I basically copied/pasted the code from the regression template example.
def model(x_data, y_data):
a = pyro.sample("mean", dist.Normal(0., 10.))
b = pyro.sample("edit_coeff", dist.Normal(0., 1.))
sigma = pyro.sample("sigma", dist.Uniform(0., 10.))
mean = a + b * x_data
rate = mean.exp()
with pyro.plate("data", len(x)):
pyro.sample("obs", dist.Poisson(rate = rate).independent(1), obs=y_data)
def guide(x_data, y_data):
a_loc = pyro.param('a_mean', torch.tensor(0.))
a_scale = pyro.param('a_std', torch.tensor(1.),
constraint=constraints.positive)
sigma_loc = pyro.param('sigma_loc', torch.tensor(1.),
constraint=constraints.positive)
weights_loc = pyro.param('weights_loc', torch.randn(3))

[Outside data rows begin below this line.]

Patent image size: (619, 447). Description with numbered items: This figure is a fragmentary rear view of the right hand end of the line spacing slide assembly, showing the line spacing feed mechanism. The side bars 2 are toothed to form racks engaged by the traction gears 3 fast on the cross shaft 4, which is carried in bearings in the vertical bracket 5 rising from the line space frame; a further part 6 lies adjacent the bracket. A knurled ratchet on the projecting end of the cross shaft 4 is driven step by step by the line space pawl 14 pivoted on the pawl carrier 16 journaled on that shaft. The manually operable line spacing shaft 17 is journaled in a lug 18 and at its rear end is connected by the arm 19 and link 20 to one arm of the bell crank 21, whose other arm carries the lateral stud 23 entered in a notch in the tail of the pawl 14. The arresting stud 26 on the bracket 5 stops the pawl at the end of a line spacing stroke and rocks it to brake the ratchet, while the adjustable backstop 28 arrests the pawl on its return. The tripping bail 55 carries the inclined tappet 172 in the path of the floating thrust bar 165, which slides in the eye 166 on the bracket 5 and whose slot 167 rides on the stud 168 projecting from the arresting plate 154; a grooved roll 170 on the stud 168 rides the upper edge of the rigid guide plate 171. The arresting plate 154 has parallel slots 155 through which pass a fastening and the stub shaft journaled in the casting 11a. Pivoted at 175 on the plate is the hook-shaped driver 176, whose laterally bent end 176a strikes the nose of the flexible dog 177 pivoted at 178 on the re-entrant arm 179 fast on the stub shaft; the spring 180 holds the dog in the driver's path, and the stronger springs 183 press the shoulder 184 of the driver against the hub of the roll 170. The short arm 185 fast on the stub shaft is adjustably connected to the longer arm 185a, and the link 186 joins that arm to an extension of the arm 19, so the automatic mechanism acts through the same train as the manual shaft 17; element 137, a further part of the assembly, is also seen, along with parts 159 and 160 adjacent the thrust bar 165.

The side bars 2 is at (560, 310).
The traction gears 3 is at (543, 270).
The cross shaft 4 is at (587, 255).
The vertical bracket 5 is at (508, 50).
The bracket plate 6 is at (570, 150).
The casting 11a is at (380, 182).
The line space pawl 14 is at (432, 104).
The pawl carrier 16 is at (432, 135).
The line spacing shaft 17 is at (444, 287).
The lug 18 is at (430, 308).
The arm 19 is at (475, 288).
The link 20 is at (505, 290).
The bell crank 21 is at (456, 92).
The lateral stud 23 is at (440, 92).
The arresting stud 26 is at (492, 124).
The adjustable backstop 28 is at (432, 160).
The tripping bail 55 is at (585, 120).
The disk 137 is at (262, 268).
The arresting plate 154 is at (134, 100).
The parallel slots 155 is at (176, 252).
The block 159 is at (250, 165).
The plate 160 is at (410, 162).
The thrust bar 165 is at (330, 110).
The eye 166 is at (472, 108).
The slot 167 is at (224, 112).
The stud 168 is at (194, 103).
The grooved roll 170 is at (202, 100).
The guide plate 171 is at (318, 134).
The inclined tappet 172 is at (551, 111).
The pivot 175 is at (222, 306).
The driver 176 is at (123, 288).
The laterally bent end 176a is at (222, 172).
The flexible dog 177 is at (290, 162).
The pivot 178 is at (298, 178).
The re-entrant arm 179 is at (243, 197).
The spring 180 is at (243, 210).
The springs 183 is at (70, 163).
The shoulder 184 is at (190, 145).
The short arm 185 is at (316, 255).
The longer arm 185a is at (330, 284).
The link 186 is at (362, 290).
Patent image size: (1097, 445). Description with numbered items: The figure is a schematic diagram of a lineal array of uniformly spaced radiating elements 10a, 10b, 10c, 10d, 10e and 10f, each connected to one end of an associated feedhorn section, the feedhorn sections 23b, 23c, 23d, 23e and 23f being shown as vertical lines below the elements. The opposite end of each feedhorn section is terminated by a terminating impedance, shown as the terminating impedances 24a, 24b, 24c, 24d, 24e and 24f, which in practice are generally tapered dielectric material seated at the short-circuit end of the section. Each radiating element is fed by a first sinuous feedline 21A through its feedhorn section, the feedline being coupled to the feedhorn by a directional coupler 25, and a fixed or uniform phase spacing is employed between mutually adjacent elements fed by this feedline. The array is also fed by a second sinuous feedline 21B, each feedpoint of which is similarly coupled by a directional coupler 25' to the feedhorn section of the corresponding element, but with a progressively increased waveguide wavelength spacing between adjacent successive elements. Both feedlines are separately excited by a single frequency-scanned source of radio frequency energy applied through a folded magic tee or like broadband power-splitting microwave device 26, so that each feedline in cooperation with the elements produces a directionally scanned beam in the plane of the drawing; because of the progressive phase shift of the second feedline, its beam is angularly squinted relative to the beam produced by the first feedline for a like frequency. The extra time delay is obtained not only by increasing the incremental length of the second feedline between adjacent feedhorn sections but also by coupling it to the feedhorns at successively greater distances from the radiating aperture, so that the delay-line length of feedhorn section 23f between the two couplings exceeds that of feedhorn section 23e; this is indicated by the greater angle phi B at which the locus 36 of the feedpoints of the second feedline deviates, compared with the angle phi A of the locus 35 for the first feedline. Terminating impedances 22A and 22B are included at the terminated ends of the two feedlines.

weights_scale = pyro.param('weights_scale', torch.ones(3),
constraint=constraints.positive)
a = pyro.sample("a", dist.Normal(a_loc, a_scale))
b = pyro.sample("edit_coeff", dist.Normal(weights_loc[0], weights_scale[0]))
sigma = pyro.sample("sigma", dist.Normal(sigma_loc, torch.tensor(0.05)))
mean = a + b * x_data
def summary(samples):
site_stats = {}
for site_name, values in samples.items():
marginal_site = pd.DataFrame(values)
describe = marginal_site.describe(percentiles=[.05, 0.25, 0.5, 0.75, 0.95]).transpose()
site_stats[site_name] = describe[["mean", "std", "5%", "25%", "50%", "75%", "95%"]]
return site_stats
# Utility function to print latent sites' quantile information.
def summary(samples):
site_stats = {}
for site_name, values in samples.items():
marginal_site = pd.DataFrame(values)
describe = marginal_site.describe(percentiles=[.05, 0.25, 0.5, 0.75, 0.95]).transpose()
site_stats[site_name] = describe[["mean", "std", "5%", "25%", "50%", "75%", "95%"]]
return site_stats
svi = SVI(model,
guide,
optim.Adam({"lr": .05}),
loss=Trace_ELBO())
pyro.clear_param_store()
num_iters = 1000
for i in range(num_iters):
elbo = svi.step(x, y)
if i % 500 == 0:
logging.info("Elbo loss: {}".format(elbo))
Should I be doing something else to save on memory? Even my 32GB gpu runs out of memory where I’ve ran pymc3 models bigger than this one fine.